A domestic is the least of their problems though, as the lights begin to flicker and strange noises fill the room, distracting them from their Jeremy Kyle like situation; Something is on the loose, and it’s picking the people off one by one.
The main problem I had with this movie (and it’s only a minor one) is that the Alien is revealed in it’s entirety a little too soon – there isn’t enough mystery surrounding the reveal of the creature. Having said that, both the special and real effects (Roberts revealed at the Q&A that a lot of what you see of the alien is a guy in a suit as opposed to CGI) are pretty damn good and there are some tense scenes involving the Alien that had a couple of girls on the row behind me screaming for their lives!

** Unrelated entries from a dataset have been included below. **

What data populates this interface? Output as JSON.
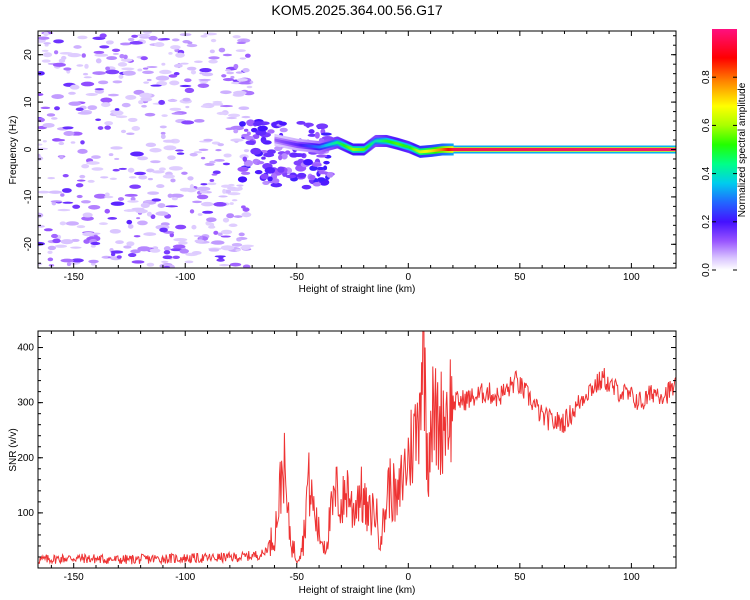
{
  "title": "KOM5.2025.364.00.56.G17",
  "colors": {
    "snr_line": "#ee3333",
    "plot_frame": "#000000"
  },
  "chart_data": [
    {
      "type": "heatmap",
      "name": "spectrogram",
      "xlabel": "Height of straight line (km)",
      "ylabel": "Frequency (Hz)",
      "xlim": [
        -166,
        120
      ],
      "ylim": [
        -25,
        25
      ],
      "xticks": [
        -150,
        -100,
        -50,
        0,
        50,
        100
      ],
      "yticks": [
        -20,
        -10,
        0,
        10,
        20
      ],
      "colorbar": {
        "label": "Normalized spectral amplitude",
        "range": [
          0,
          1
        ],
        "ticks": [
          "0.0",
          "0.2",
          "0.4",
          "0.6",
          "0.8"
        ],
        "tick_values": [
          0,
          0.2,
          0.4,
          0.6,
          0.8
        ]
      },
      "ridge": {
        "description_points_x": [
          -60,
          -50,
          -40,
          -32,
          -25,
          -20,
          -15,
          -10,
          -5,
          0,
          5,
          10,
          15,
          20,
          120
        ],
        "description_points_freq": [
          2,
          1,
          0.5,
          1.5,
          0,
          0,
          1.8,
          1.8,
          1.2,
          0.5,
          -0.5,
          -0.3,
          0,
          0,
          0
        ],
        "description_points_amp": [
          0.12,
          0.18,
          0.3,
          0.45,
          0.6,
          0.55,
          0.4,
          0.5,
          0.55,
          0.5,
          0.65,
          0.7,
          0.8,
          0.95,
          0.98
        ]
      }
    },
    {
      "type": "line",
      "name": "snr",
      "xlabel": "Height of straight line (km)",
      "ylabel": "SNR (v/v)",
      "xlim": [
        -166,
        120
      ],
      "ylim": [
        0,
        430
      ],
      "xticks": [
        -150,
        -100,
        -50,
        0,
        50,
        100
      ],
      "yticks": [
        100,
        200,
        300,
        400
      ],
      "series": [
        {
          "name": "SNR",
          "x": [
            -166,
            -150,
            -130,
            -110,
            -90,
            -75,
            -65,
            -60,
            -58,
            -56,
            -54,
            -52,
            -50,
            -47,
            -45,
            -43,
            -40,
            -37,
            -35,
            -32,
            -30,
            -27,
            -25,
            -22,
            -20,
            -18,
            -15,
            -13,
            -11,
            -9,
            -7,
            -5,
            -3,
            0,
            2,
            4,
            6,
            7,
            8,
            9,
            10,
            12,
            14,
            16,
            20,
            25,
            30,
            35,
            40,
            45,
            48,
            50,
            55,
            60,
            65,
            70,
            75,
            80,
            85,
            88,
            90,
            95,
            100,
            105,
            110,
            115,
            120
          ],
          "y": [
            15,
            18,
            15,
            17,
            18,
            20,
            25,
            60,
            120,
            200,
            90,
            40,
            20,
            50,
            160,
            120,
            60,
            40,
            90,
            140,
            110,
            150,
            100,
            140,
            120,
            90,
            110,
            60,
            80,
            150,
            140,
            110,
            160,
            200,
            230,
            250,
            380,
            420,
            260,
            200,
            280,
            270,
            260,
            280,
            300,
            305,
            310,
            320,
            310,
            325,
            340,
            330,
            305,
            275,
            265,
            265,
            290,
            320,
            335,
            345,
            330,
            320,
            310,
            300,
            320,
            315,
            330
          ]
        }
      ]
    }
  ]
}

The same girls could be heard throughout, wincing “I can’t take any more of this, it’s too much!” – it’s got some nice tense moments, sure, but it’s not that scary. Examples like this are a great barometer for a typical audience reaction – you could tell that these girls weren’t hardened horror or Sci-Fi fans, they are the people who will see this film on a whim or because Noel Clarke’s name is attached. For these particular audience members, Storage 24 will do a grand job of scary the crap out of you!
Written by and starring Noel Clarke, it could easily have turned into a self-indulgent, Tommy Wiseau style affair, but it didn’t. Some of the dialogue is a bit clunky at first but the humour throughout is genuine – there are some great laugh out loud moments and considering that 95% of the movie is set in a storage depot (which gives it an eerie spaceship feel) it flows quite nicely. At no point do you find yourself checking the time because it feels like its dragging. One of my best friends happens to work in a storage depot – unfortunately I didn’t get to watch the film with her (despite going to see it twice), but I’m keen to see what her reaction is to it.
The movie focuses quite heavily on the characters’ backstory and relationships which, while it may seem very obvious and over-saturated, it works quite nicely here. The fact that the biggest audience reaction (both times) was an audible gasp (in horror) at a non-alien related plot twist, says it all.
It’s also quite refreshing to see a modern British Horror/ Sci-Fi movie with a cast of solid actors – they all have a relatively natural acting style, going against the archetype of the genre; overacting. But not here, the performances remained understated for the majority of the film, only ramping it up in the final act for when it ‘hits the fan’ in the final act for extra effect.
The microcosmic script works so well – with almost all of the action taking place inside the storage depot you don’t even think about how it will effect the outside world and that’s the beauty of it. It is a story that is containable, a necessity when working to a tight budget. In the Q&A, Roberts and Clarke revealed that the film was made for an eighth of Joe Cornish’s Attack The Block budget – a fact I think most would need to be told, as it certainly doesn’t show. The script, effects, moral underpinning and cast are far superior in Storage 24, and more importantly it is more original – I’m sick of seeing these council estate horror films (Cherry Tree Lane, Attack The Block, Outcast), it’s been done and we’re over it now.
Overall a pretty awesome movie. Half a star deducted for the last 30 seconds of the film – it may have been a budgetary decision or perhaps an attempt to pave the way for a sequel, either way it ‘jumps the shark’ and the film would have been better without it. Half a star added purely for the plot device involving a battery operated toy dog, which was a pure stroke of genius!